JAGERMEISTER PULLED PORK
Provided by The Bearded Hiker
Number Of Ingredients 13
Steps:
- The day before you want to cook this, trim your butt up. You can leave some fat, but remove bulky, solid fat. Combine the oil and Jagermeister and spread all over the trimmed butt. Once coated in all the mixture, sprinkle your BBQ seasoning on. Be generous! When done, wrap it up in plastic wrap and put in the fridge until ready to cook.
- Day of cook: Get your smoker started up, however that works for you. I have a Pit Barrel Cooker, so I use charcoal. Once ready, remove the plastic wrap from your butt and throw it in the smoker. If you feel the urge, hit that joker with more seasoning.
- Combine your spritz ingredients, the apple juice and the Jager shot to a spray bottle. After the first hour and every hour until it reaches 160 to 165°, spritz the pork butt with the mixture.

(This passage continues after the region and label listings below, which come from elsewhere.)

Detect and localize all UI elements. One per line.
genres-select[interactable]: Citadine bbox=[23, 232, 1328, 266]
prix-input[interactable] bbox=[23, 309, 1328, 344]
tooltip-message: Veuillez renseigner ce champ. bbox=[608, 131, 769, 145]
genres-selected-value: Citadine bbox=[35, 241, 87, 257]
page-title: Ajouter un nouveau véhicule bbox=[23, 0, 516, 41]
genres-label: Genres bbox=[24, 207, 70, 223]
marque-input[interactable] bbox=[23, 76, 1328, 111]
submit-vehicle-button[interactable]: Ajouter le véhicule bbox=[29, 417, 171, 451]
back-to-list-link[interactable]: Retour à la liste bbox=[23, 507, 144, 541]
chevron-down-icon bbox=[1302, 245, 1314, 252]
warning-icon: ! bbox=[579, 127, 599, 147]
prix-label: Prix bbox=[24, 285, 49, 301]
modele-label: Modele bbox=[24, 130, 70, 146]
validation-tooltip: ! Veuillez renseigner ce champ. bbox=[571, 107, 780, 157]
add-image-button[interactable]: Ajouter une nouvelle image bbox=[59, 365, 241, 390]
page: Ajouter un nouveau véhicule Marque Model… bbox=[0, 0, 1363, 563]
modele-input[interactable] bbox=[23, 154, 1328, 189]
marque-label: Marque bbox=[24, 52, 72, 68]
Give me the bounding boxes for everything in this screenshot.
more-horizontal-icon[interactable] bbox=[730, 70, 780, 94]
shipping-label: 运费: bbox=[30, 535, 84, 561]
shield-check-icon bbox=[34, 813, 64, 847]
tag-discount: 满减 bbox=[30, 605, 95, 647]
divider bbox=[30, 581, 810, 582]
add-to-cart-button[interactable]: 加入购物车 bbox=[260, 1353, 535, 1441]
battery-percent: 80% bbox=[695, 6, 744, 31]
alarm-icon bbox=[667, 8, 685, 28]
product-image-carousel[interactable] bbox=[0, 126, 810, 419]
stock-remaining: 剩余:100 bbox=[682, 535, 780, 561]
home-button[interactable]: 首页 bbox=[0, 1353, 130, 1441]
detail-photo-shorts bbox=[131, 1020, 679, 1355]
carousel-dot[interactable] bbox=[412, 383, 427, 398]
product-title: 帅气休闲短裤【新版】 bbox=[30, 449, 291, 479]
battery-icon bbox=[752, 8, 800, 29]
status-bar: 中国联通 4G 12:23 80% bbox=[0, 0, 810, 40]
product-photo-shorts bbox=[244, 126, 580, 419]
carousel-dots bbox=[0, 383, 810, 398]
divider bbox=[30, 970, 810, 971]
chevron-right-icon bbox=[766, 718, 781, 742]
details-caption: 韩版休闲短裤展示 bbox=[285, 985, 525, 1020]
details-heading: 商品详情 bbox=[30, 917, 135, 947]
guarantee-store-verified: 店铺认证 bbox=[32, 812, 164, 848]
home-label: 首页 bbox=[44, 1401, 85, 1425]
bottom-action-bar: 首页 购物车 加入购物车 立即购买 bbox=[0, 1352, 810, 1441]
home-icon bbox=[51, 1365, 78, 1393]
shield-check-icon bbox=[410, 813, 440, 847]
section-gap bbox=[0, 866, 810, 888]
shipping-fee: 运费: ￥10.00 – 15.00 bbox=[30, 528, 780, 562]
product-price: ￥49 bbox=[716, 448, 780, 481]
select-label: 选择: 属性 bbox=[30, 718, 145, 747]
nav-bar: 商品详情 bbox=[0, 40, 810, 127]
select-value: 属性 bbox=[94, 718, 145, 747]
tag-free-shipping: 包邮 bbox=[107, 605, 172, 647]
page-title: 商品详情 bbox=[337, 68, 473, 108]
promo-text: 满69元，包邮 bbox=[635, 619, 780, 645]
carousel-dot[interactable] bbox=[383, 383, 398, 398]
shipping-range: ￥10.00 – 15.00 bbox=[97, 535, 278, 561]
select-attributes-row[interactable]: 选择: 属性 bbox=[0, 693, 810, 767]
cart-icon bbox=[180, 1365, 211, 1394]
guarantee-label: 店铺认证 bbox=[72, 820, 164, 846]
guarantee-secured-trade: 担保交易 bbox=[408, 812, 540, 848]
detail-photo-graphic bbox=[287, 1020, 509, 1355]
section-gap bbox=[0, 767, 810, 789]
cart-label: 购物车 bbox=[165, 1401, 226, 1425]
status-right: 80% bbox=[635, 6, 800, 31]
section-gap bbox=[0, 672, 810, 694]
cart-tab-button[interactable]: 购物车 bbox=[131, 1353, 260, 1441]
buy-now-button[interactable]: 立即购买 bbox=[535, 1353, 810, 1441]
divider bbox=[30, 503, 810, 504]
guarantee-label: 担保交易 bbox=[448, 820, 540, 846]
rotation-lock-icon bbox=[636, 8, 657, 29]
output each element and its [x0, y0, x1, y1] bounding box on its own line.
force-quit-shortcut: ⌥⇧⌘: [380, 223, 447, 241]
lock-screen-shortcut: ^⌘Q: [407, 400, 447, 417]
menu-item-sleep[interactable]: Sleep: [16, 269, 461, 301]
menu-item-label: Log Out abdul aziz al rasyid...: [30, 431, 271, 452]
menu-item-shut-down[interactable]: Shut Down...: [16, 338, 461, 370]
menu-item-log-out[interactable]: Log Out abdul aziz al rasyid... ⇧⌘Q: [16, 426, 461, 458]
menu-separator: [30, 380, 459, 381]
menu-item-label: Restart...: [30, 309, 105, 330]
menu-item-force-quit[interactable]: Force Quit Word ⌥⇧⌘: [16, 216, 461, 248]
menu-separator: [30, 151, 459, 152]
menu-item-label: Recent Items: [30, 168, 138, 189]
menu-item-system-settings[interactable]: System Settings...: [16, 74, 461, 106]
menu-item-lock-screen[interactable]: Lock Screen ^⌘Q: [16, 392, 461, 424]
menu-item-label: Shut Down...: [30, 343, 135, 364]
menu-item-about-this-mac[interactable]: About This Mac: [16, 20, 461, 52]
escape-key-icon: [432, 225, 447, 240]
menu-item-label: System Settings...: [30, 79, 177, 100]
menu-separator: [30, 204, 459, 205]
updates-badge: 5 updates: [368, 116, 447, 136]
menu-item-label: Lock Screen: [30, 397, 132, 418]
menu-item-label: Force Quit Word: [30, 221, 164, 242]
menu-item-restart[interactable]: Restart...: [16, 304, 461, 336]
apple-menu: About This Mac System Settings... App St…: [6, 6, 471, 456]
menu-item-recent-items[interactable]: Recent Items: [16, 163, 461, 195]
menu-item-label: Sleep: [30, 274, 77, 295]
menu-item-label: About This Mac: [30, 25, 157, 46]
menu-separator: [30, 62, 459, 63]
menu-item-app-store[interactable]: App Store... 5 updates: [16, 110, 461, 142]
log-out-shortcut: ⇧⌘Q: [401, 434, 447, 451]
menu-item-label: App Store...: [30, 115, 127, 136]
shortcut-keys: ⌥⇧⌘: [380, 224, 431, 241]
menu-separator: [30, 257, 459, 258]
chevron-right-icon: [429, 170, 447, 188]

- While this cook is going, make your Jagermeister braai sauce. It's easy: Combine all the sauce ingredients in a sauce pan. Bring to boil, then down to a simmer. Simmer until the sauce is reduced by half or your desired thickness, but at least 20 minutes.
- When the butt reaches the 160-165°, carefully remove the butt, brush on some Jager braai sauce, and wrap in aluminum foil, double layer. Cook until the internal temperature reaches 200°.
- When your pork butt reaches 200°, very very carefully remove it. It may want to fall apart on you it'll be so tender, so be very careful. Let it rest for about 15 to 20 minutes and pull. Slather with more sauce and enjoy on nachos, sandwiches, chili, Brunswick stew...you choose!